The speaker mesh shouldn’t get damp. Instead, try using a cotton swab to clean over them. You can do the same for any attached microphone. If the earbud piece (tip) that rests in your ears is removable, you can take it off to get to the grime underneath and even run the plastic piece under water once it’s separated from the earbud itself.

You can also purchase a specialized cleaning tool to remove wax if you have trouble getting to it with a cloth. Just be sure not to use anything with a stiff bristle, as that can scratch or otherwise damage the equipment.

Any charging contacts on the charging stations should always be cleaned with a dry cloth, as dampness can lead to corrosion, which can lead to having to buy a new set of earbuds.

Bear in mind that not all manufacturers recommend chemicals for cleaning. Samsung, for example, recommends dry wipes and swabs only for their Galaxy Buds line of earbuds. Google also advises users to skip chemicals for their Google Pixel Buds, too, though a barely-wet cloth is OK.

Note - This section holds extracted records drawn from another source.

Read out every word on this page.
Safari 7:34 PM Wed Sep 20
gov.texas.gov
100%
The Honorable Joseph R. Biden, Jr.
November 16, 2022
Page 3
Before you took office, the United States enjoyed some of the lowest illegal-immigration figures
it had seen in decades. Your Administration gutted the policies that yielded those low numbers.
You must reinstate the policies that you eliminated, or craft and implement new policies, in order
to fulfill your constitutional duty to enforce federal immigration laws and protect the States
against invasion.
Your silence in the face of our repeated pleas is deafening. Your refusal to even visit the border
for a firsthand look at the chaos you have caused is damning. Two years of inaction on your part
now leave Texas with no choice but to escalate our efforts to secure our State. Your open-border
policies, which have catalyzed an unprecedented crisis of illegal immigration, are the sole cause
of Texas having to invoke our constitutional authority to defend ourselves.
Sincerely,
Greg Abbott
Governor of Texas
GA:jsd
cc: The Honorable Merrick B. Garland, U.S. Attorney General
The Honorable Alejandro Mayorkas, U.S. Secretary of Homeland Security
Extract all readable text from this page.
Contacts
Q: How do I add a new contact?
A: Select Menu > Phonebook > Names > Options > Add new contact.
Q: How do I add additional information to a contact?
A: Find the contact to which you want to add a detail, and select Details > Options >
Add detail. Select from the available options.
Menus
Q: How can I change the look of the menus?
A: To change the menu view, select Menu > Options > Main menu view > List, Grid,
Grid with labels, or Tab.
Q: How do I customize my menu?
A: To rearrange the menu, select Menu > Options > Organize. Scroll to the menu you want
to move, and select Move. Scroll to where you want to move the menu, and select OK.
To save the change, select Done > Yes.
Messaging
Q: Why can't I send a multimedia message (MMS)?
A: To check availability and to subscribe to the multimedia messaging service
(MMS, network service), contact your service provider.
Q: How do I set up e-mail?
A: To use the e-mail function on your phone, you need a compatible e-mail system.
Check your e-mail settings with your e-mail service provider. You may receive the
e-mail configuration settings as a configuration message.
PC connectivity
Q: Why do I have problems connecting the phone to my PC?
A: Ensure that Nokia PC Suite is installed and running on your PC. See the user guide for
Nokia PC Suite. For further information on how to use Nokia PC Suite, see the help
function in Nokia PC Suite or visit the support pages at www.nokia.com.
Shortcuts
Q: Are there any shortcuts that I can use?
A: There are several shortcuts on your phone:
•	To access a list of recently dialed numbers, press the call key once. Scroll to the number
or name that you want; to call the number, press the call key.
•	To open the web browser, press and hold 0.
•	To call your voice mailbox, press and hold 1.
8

It’s a little hard to practice preventive measures on earbuds. If they’re in your ear, they’re bound to get dirty. But if you’re a gym-goer and know you’ll be sweating into them regularly, you can grab a silica gel pack like the kind found in consumer product boxes and stick it nearby. That will absorb some moisture and help keep your buds dry.

How often should you clean them? It depends on your use. Earbuds worn every now and then only need to get wiped down sporadically. If your buds are a daily accessory, try an evening wipe down and a full clean every week or two.